Sofrito specializes in “Heavy Afro Latin Sounds”, and are a collective who do so through creating mixes and regular DJ sets. Their love of the music goes one step higher with the start of a new series of records called Sofrito Super Singles, and they’re digging deep with major rarities that haven’t been heard about in decades. The first release will be The Soweto Disco EP, featuring songs from Teaspoon & the Waves and The Nzimande Allstars, and you can sample the tracks from the EP here.
They only say the record is coming “very soon”, but this series looks like a winner.
The group are called Cracked Latin, and the cover photo is of barely concealed ass crack. Okay, maybe it’s more about butt cheeks. But upon first listen to The World Is Cracked Latin (Transparency), I wasn’t sure if I was listening to something good or something that was someone’s idea of a joke. It’s Latin jazz done with English lyrics, and while they were trying to be humorous, I at first was not sure if it was blasphemous. The only thing that saved it was the tight music of the band which includes Tony Musante (drums), Emila Sousa (percussion), Jose Reyes (saxophone), Renny Lopez (trombone), Edwin Perez (trumpet), and Elvin Carone (piano, vibes, keyboards, and horn arrangements). I mean damn, if these guys brought on some proper singers I would want to become a Cracked Head or something.
After a few listens, it seems a part of their allure and partial novelty value is the fact that the vocalists (Lane Steinberg and Luis Accorsi) off off a bit like tourists who came off the boat to a foreign land, fell in love with the music, wanted to bring hints of their home and passed it off as this. They mean well, but there’s a few things in the mix that remove them from having a true authentic feel. With that said, I listened to them without thinking of authenticity and it’s just a decent party album by a party band who love the spirit of Latin jazz and what it does to the people who listen.
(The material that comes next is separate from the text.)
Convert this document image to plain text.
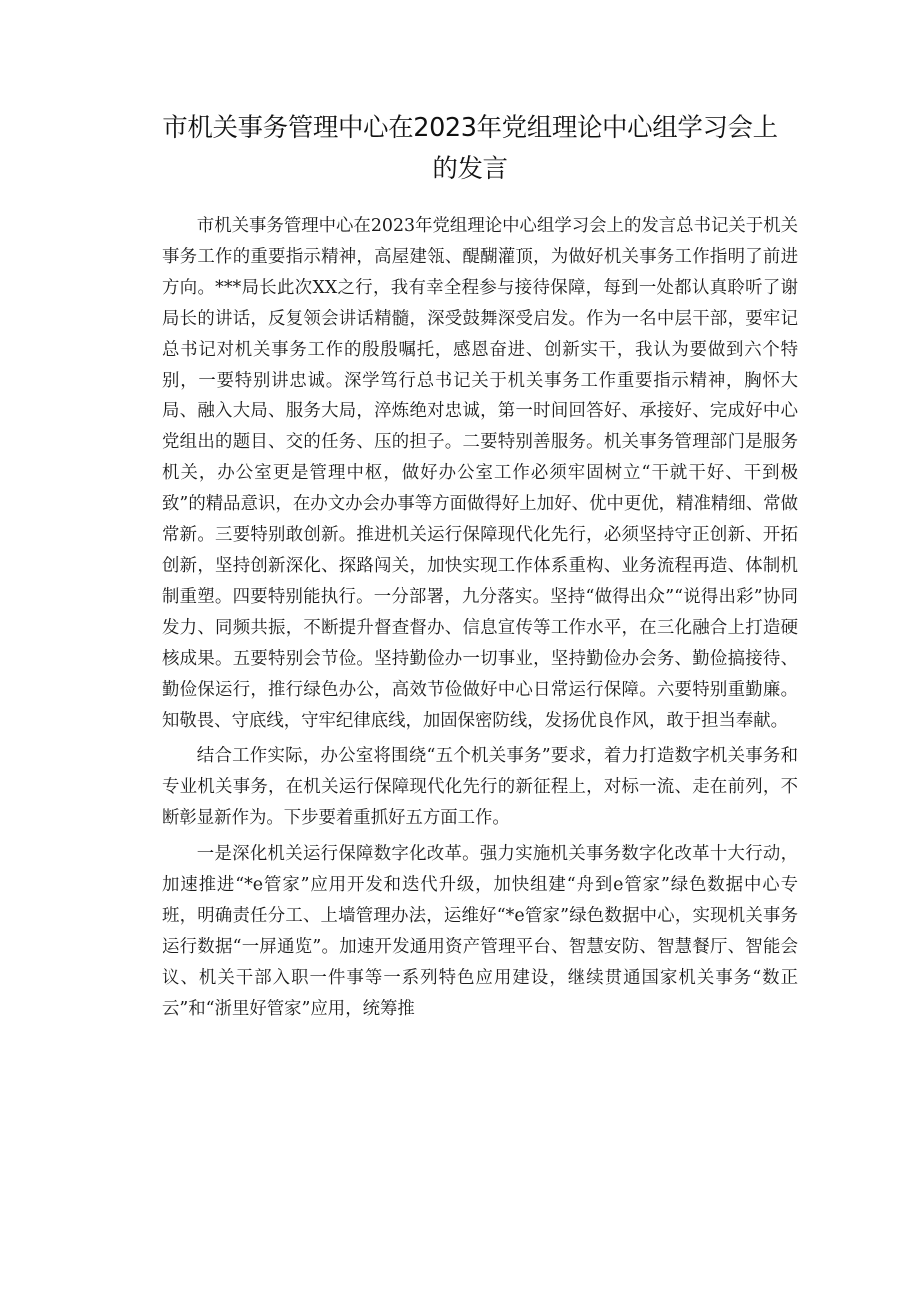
市机关事务管理中心在2023年党组理论中心组学习会上的发言

市机关事务管理中心在2023年党组理论中心组学习会上的发言总书记关于机关事务工作的重要指示精神，高屋建瓴、醍醐灌顶，为做好机关事务工作指明了前进方向。***局长此次XX之行，我有幸全程参与接待保障，每到一处都认真聆听了谢局长的讲话，反复领会讲话精髓，深受鼓舞深受启发。作为一名中层干部，要牢记总书记对机关事务工作的殷殷嘱托，感恩奋进、创新实干，我认为要做到六个特别，一要特别讲忠诚。深学笃行总书记关于机关事务工作重要指示精神，胸怀大局、融入大局、服务大局，淬炼绝对忠诚，第一时间回答好、承接好、完成好中心党组出的题目、交的任务、压的担子。二要特别善服务。机关事务管理部门是服务机关，办公室更是管理中枢，做好办公室工作必须牢固树立“干就干好、干到极致”的精品意识，在办文办会办事等方面做得好上加好、优中更优，精准精细、常做常新。三要特别敢创新。推进机关运行保障现代化先行，必须坚持守正创新、开拓创新，坚持创新深化、探路闯关，加快实现工作体系重构、业务流程再造、体制机制重塑。四要特别能执行。一分部署，九分落实。坚持“做得出众”“说得出彩”协同发力、同频共振，不断提升督查督办、信息宣传等工作水平，在三化融合上打造硬核成果。五要特别会节俭。坚持勤俭办一切事业，坚持勤俭办会务、勤俭搞接待、勤俭保运行，推行绿色办公，高效节俭做好中心日常运行保障。六要特别重勤廉。知敬畏、守底线，守牢纪律底线，加固保密防线，发扬优良作风，敢于担当奉献。

结合工作实际，办公室将围绕“五个机关事务”要求，着力打造数字机关事务和专业机关事务，在机关运行保障现代化先行的新征程上，对标一流、走在前列，不断彰显新作为。下步要着重抓好五方面工作。

一是深化机关运行保障数字化改革。强力实施机关事务数字化改革十大行动，加速推进“*e管家”应用开发和迭代升级，加快组建“舟到e管家”绿色数据中心专班，明确责任分工、上墙管理办法，运维好“*e管家”绿色数据中心，实现机关事务运行数据“一屏通览”。加速开发通用资产管理平台、智慧安防、智慧餐厅、智能会议、机关干部入职一件事等一系列特色应用建设，继续贯通国家机关事务“数正云”和“浙里好管家”应用，统筹推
What I found to be cool is when they bring in different elements that one would not expect to hear on a “Latin jazz” album. There are parts that sound sample-based, but I’m not sure if they just isolated that track and heavily compressed it. Then there are the mindblowing psychedelic bits. That might be too weird for the salsa purists, but trust me, if they did that more often I would have praised this album even more.